Et puis, il y a la révolution à faire dans nos équipements. Sans doute serait-il plus souple et plus économique que chaque armée s’occupe des équipements qui lui sont propres, avec un budget d’investissement spécifique, en laissant à la DGA la gestion de programmes communs. Il faut faire exploser les normes et contraintes, les soldats réguliers meurent autant que ceux du Commandement des opérations spéciales qui bénéficient de dérogations. On n’est pas obligé d’attendre neuf ans, entre la décision et l’achat sur étagère, pour remplacer un fusil d’assaut. Il faut sortir de l’artisanat de luxe pour retrouver un centre de gravité coût-efficacité, c’est-à-dire sophistication-masse, plus rationnel que l’achat de missiles antichars 17 fois plus chers que ceux qu’ils remplacent. Sur notre incapacité à produire des drones armés qui ne soient pas aussi chers et complexes que des avions de chasse.
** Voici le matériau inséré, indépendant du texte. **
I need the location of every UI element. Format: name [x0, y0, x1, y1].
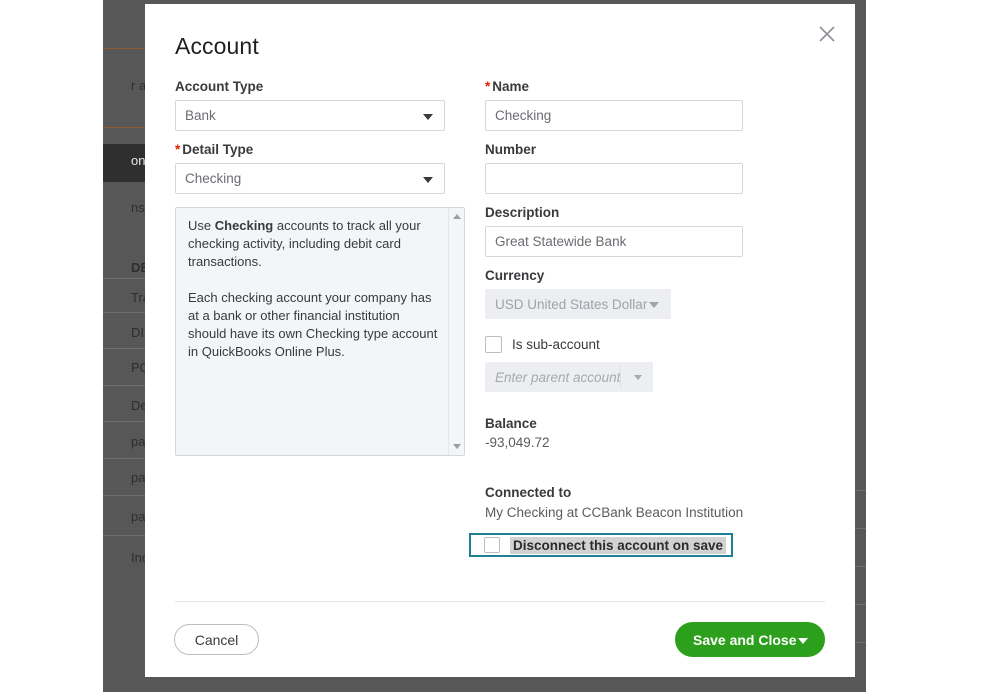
help-p1-prefix: Use: [188, 218, 215, 233]
background-text: ns: [131, 200, 145, 215]
cancel-button[interactable]: Cancel: [174, 624, 259, 655]
account-modal: Account Account Type Bank *Detail Type C…: [145, 4, 855, 677]
help-panel-text: Use Checking accounts to track all your …: [188, 217, 441, 379]
detail-type-label: *Detail Type: [175, 142, 447, 158]
chevron-down-icon: [423, 114, 433, 120]
background-text: pa: [131, 509, 145, 524]
parent-account-placeholder: Enter parent account: [485, 370, 620, 385]
help-paragraph-1: Use Checking accounts to track all your …: [188, 217, 441, 271]
name-label-text: Name: [492, 79, 529, 94]
required-marker: *: [485, 79, 490, 94]
save-and-close-button[interactable]: Save and Close: [675, 622, 825, 657]
currency-value: USD United States Dollar: [486, 297, 647, 312]
chevron-down-icon: [634, 375, 642, 380]
account-type-select[interactable]: Bank: [175, 100, 445, 131]
balance-value: -93,049.72: [485, 435, 745, 450]
is-sub-account-checkbox[interactable]: [485, 336, 502, 353]
detail-type-value: Checking: [176, 171, 241, 186]
required-marker: *: [175, 142, 180, 157]
background-text: pa: [131, 470, 145, 485]
connected-to-label: Connected to: [485, 485, 745, 500]
detail-type-label-text: Detail Type: [182, 142, 253, 157]
detail-type-select[interactable]: Checking: [175, 163, 445, 194]
number-label: Number: [485, 142, 745, 158]
disconnect-account-checkbox[interactable]: [484, 537, 500, 553]
close-icon[interactable]: [811, 18, 843, 50]
account-type-label: Account Type: [175, 79, 447, 95]
is-sub-account-row[interactable]: Is sub-account: [485, 336, 745, 353]
name-input[interactable]: [485, 100, 743, 131]
description-label: Description: [485, 205, 745, 221]
chevron-down-icon[interactable]: [798, 638, 808, 644]
help-panel-scrollbar[interactable]: [448, 208, 464, 455]
number-input[interactable]: [485, 163, 743, 194]
account-type-value: Bank: [176, 108, 216, 123]
screen: r a on ns DE Tra DI PO De pa pa pa Inc 2…: [0, 0, 999, 692]
detail-type-help-panel: Use Checking accounts to track all your …: [175, 207, 465, 456]
background-text: DI: [131, 325, 144, 340]
background-text: r a: [131, 78, 146, 93]
balance-label: Balance: [485, 416, 745, 431]
help-paragraph-2: Each checking account your company has a…: [188, 289, 441, 361]
disconnect-account-label: Disconnect this account on save: [510, 537, 726, 554]
background-text: on: [131, 153, 145, 168]
disconnect-account-row[interactable]: Disconnect this account on save: [469, 533, 733, 557]
currency-label: Currency: [485, 268, 745, 284]
help-p1-bold: Checking: [215, 218, 274, 233]
parent-account-select: Enter parent account: [485, 362, 653, 392]
footer-divider: [175, 601, 825, 602]
description-input[interactable]: [485, 226, 743, 257]
form-left-column: Account Type Bank *Detail Type Checking: [175, 79, 447, 194]
page-title: Account: [175, 33, 259, 60]
currency-select: USD United States Dollar: [485, 289, 671, 319]
scroll-down-icon[interactable]: [453, 444, 461, 449]
name-label: *Name: [485, 79, 745, 95]
background-text: pa: [131, 434, 145, 449]
save-and-close-label: Save and Close: [693, 632, 797, 648]
is-sub-account-label: Is sub-account: [512, 337, 600, 352]
connected-to-value: My Checking at CCBank Beacon Institution: [485, 505, 745, 520]
chevron-down-icon: [423, 177, 433, 183]
form-right-column: *Name Number Description Currency USD Un…: [485, 79, 745, 520]
scroll-up-icon[interactable]: [453, 214, 461, 219]
chevron-down-icon: [649, 302, 659, 308]
parent-account-divider: [620, 365, 621, 389]
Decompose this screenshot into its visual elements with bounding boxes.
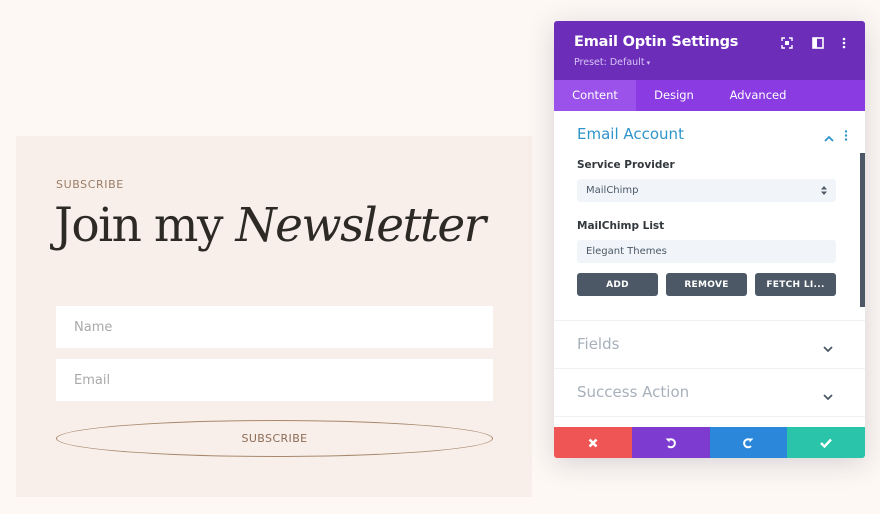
chevron-up-icon[interactable]: [824, 129, 834, 147]
fetch-lists-button[interactable]: FETCH LI...: [755, 273, 836, 296]
service-provider-label: Service Provider: [577, 159, 675, 171]
section-title: Fields: [577, 335, 620, 353]
service-provider-value: MailChimp: [586, 185, 639, 196]
caret-down-icon: ▾: [646, 59, 651, 67]
cancel-icon: [588, 438, 598, 447]
tab-advanced[interactable]: Advanced: [712, 80, 804, 111]
tab-design[interactable]: Design: [636, 80, 712, 111]
section-email-account: Email Account Service Provider MailChimp…: [554, 111, 865, 321]
section-title: Success Action: [577, 383, 690, 401]
name-input[interactable]: [56, 306, 493, 348]
panel-header: Email Optin Settings Preset: Default ▾: [554, 21, 865, 80]
check-icon: [820, 438, 833, 448]
eyebrow-label: SUBSCRIBE: [56, 178, 124, 191]
redo-button[interactable]: [709, 427, 788, 458]
mailchimp-list-label: MailChimp List: [577, 220, 665, 232]
headline-regular: Join my: [54, 198, 236, 253]
more-options-icon[interactable]: [837, 36, 851, 50]
subscribe-button[interactable]: SUBSCRIBE: [56, 420, 493, 457]
service-provider-select[interactable]: MailChimp: [577, 179, 836, 202]
panel-content: Email Account Service Provider MailChimp…: [554, 111, 865, 427]
sidebar-layout-icon[interactable]: [811, 36, 825, 50]
remove-button[interactable]: REMOVE: [666, 273, 747, 296]
undo-icon: [665, 437, 676, 448]
preset-label: Preset: Default: [574, 57, 645, 68]
cancel-button[interactable]: [554, 427, 632, 458]
add-button[interactable]: ADD: [577, 273, 658, 296]
redo-icon: [743, 437, 754, 448]
panel-tabs: Content Design Advanced: [554, 80, 865, 111]
newsletter-card: SUBSCRIBE Join my Newsletter SUBSCRIBE: [16, 136, 532, 497]
undo-button[interactable]: [631, 427, 710, 458]
newsletter-headline: Join my Newsletter: [54, 198, 486, 253]
expand-icon[interactable]: [780, 36, 794, 50]
preset-dropdown[interactable]: Preset: Default ▾: [574, 57, 650, 68]
save-button[interactable]: [787, 427, 865, 458]
section-success-action[interactable]: Success Action: [554, 369, 865, 417]
chevron-down-icon: [823, 388, 833, 406]
scrollbar[interactable]: [860, 153, 865, 307]
email-input[interactable]: [56, 359, 493, 401]
panel-footer: [554, 427, 865, 458]
email-optin-settings-panel: Email Optin Settings Preset: Default ▾ Co…: [554, 21, 865, 458]
headline-italic: Newsletter: [235, 198, 486, 253]
chevron-down-icon: [823, 340, 833, 358]
section-options-icon[interactable]: [844, 128, 848, 146]
panel-title: Email Optin Settings: [574, 34, 739, 50]
mailchimp-list-input[interactable]: [577, 240, 836, 263]
section-fields[interactable]: Fields: [554, 321, 865, 369]
select-arrows-icon: [821, 179, 827, 204]
section-title[interactable]: Email Account: [577, 125, 684, 143]
tab-content[interactable]: Content: [554, 80, 636, 111]
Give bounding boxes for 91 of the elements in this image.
On n’a visiblement fait aucun retour d’expérience de la guerre en Ukraine pour cette LPM, sinon on aurait découvert que c’est le rétrofit qui a permis aux deux adversaires de combattre à cette échelle et à cette durée. Peut-être qu’un jour à apprendra aussi à en faire. Il parait qu’on se penche enfin sérieusement sur toutes ces questions, c’est la meilleure nouvelle du moment.

En résumé, une armée n’est pas qu’une accumulation de programmes d’équipements, mais un ensemble de forces destinées à faire face aux scénarios d’emploi les plus probables et/ou les plus graves pour la France. Le plus probable, c’est la confrontation sous le seuil de la guerre ouverte et nous n’y sommes pas préparés correctement, oubliant les leçons du passé et ne constituant même pas les stocks et réserves pour remonter en puissance très vite ou aider militairement à grande échelle un pays allié. Le plus grave, c’est la guerre à haute intensité contre un État, et là nous sommes encore moins prêts.